Americans ought to know the limits of relying on naval power alone to stop piracy as a result of the nation's experience in the Barbary Coast wars. Years of paying tribute to government-sponsored North African pirates produced increasing demands--as Thomas Jefferson warned. Once inaugurated, he rejected Tripoli's demand for tribute. Naval warfare followed in which small, fast pirate boats darted out to capture valuable prizes. Notwithstanding the offshore victories of larger American frigates, a successful conclusion was only reached by combined naval, Marine, and mercenary action that captured the Tripolitan town of Derna. Rightly convinced that he was squarely in the Americans' sights, the Bashaw of Tripoli agreed to peace, thus concluding the First Barbary War in 1805.

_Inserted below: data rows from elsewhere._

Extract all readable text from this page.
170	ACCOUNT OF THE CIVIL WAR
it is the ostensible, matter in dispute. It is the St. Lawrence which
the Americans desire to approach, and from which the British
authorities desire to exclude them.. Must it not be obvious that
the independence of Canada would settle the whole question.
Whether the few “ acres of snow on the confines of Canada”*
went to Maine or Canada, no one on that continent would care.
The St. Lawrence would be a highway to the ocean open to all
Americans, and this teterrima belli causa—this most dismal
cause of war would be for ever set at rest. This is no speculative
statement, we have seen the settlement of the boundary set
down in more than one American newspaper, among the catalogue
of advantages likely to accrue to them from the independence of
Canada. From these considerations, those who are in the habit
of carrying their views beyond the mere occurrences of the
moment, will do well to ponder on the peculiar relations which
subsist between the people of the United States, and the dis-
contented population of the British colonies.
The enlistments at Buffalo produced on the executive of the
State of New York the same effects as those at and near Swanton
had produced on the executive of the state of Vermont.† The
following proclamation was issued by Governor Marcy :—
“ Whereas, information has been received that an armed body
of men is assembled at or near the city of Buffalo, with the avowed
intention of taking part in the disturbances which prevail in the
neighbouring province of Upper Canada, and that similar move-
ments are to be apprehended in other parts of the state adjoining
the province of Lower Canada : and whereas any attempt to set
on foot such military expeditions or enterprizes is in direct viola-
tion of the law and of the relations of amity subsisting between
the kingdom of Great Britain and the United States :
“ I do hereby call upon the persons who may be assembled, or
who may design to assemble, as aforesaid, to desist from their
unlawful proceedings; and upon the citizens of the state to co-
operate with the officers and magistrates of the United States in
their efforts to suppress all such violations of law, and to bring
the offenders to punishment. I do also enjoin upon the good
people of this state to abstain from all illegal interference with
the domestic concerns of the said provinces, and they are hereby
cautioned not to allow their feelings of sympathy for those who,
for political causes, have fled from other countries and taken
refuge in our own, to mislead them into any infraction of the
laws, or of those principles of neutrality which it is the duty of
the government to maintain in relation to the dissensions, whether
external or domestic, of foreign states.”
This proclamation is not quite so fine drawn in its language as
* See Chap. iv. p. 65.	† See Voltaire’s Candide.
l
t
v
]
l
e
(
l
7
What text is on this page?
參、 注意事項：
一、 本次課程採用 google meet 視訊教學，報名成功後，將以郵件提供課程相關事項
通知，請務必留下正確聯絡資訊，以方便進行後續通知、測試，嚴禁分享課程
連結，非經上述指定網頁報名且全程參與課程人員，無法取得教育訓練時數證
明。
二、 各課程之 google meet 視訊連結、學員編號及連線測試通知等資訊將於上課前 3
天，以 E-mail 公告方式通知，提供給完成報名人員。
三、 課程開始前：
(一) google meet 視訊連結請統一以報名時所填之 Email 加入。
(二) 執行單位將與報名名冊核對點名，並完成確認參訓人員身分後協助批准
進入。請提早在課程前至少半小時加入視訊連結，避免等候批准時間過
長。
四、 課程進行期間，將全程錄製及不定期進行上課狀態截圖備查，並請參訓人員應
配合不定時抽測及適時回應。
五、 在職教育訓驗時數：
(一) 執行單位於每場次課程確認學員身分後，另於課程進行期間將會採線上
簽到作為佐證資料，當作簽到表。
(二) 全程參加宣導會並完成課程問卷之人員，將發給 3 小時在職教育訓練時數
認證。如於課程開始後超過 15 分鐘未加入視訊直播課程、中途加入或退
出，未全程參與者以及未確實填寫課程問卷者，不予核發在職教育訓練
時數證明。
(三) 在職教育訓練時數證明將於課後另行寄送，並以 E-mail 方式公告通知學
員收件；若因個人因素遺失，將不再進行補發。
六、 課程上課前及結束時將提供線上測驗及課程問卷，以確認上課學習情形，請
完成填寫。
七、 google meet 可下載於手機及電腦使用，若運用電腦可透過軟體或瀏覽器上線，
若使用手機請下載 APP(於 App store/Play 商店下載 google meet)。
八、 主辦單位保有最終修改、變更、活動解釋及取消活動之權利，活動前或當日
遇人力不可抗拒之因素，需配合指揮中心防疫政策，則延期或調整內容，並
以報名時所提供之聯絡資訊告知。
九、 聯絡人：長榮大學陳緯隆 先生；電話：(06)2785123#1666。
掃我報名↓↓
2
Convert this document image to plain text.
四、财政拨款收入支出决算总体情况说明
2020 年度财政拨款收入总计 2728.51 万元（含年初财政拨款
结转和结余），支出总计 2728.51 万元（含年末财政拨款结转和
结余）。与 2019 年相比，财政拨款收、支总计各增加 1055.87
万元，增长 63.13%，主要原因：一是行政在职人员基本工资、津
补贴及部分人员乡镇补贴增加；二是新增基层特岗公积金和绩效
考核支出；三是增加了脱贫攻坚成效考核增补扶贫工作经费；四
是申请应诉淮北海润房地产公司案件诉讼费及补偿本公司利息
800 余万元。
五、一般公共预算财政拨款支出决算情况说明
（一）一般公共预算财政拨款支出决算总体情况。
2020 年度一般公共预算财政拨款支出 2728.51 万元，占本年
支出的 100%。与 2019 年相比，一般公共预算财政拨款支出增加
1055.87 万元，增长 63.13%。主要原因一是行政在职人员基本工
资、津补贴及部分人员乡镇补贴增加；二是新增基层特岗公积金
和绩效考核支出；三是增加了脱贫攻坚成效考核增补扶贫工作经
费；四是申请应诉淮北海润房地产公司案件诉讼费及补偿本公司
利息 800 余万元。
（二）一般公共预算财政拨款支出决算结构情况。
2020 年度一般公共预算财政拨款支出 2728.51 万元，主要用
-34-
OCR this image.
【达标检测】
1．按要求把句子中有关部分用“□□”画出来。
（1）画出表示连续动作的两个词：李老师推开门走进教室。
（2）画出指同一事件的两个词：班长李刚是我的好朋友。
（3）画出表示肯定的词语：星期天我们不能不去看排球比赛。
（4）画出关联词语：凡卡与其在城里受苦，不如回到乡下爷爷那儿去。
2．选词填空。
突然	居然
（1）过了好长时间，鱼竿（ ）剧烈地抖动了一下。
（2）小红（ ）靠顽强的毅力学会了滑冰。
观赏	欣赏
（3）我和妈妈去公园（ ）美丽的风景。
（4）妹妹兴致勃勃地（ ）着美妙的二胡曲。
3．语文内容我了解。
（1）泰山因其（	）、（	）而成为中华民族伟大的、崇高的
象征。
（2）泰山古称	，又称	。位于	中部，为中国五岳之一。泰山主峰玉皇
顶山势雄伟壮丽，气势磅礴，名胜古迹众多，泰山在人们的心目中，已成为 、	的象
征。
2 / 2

The second Barbary War ended similarly as the threat of Commodore Stephen Decatur's nine-ship squadron's guns trained on various North African cities convinced rulers to withdraw their demands for tribute and recognize U.S. shipping rights. Patrolling the Mediterranean was not nearly as persuasive in stopping piracy as denying pirates the bases from which to conduct operations or threatening those who supported them with destruction. The reference in the Marine hymn is to "the shores of Tripoli," not to its bays or littoral or coastal estuaries. The shore is where the problem festered. The shore is where it was resolved. And the shore is where today's problem should be addressed if an end to piracy is the objective.

Trying to restore order to Somalia in the hope that a stronger government could control piracy is a worthy effort which Washington should continue and redouble. Successful diplomacy and effective local reconstruction efforts could indeed reduce the real possibility of a local Islamist takeover and offer relief for the country's unfortunate people. But Somalia's descent into turmoil began almost two decades ago, and is as unlikely to be reversed soon by soft as by hard power. The jihadist threat--in the form of the Islamic Courts Union which controls most of the country--has already been unleashed on the region. What sense is there in failing to stop a serious incipient threat--sea piracy--out of concern at exacerbating a terrorist threat that already flourishes?

The Russians have suggested attacking such pirate bases as Eyl in the northern Puntland region of Somalia. The idea deserves serious consideration. Naval patrols can reduce piracy, but they cannot stop it. So long as the risk of serious punishment is low and the ransoms that shipping companies pay are high, piracy will thrive and multiply. Failure in antipiracy efforts off the Somali coast is likely to encourage more piracy elsewhere and invite terrorists into the act. Adding international defeat at the hands of ingenious Somali pirates to the failure to find and kill Osama bin Laden increases the perception that states are powerless in the face of daunting challenges to international order.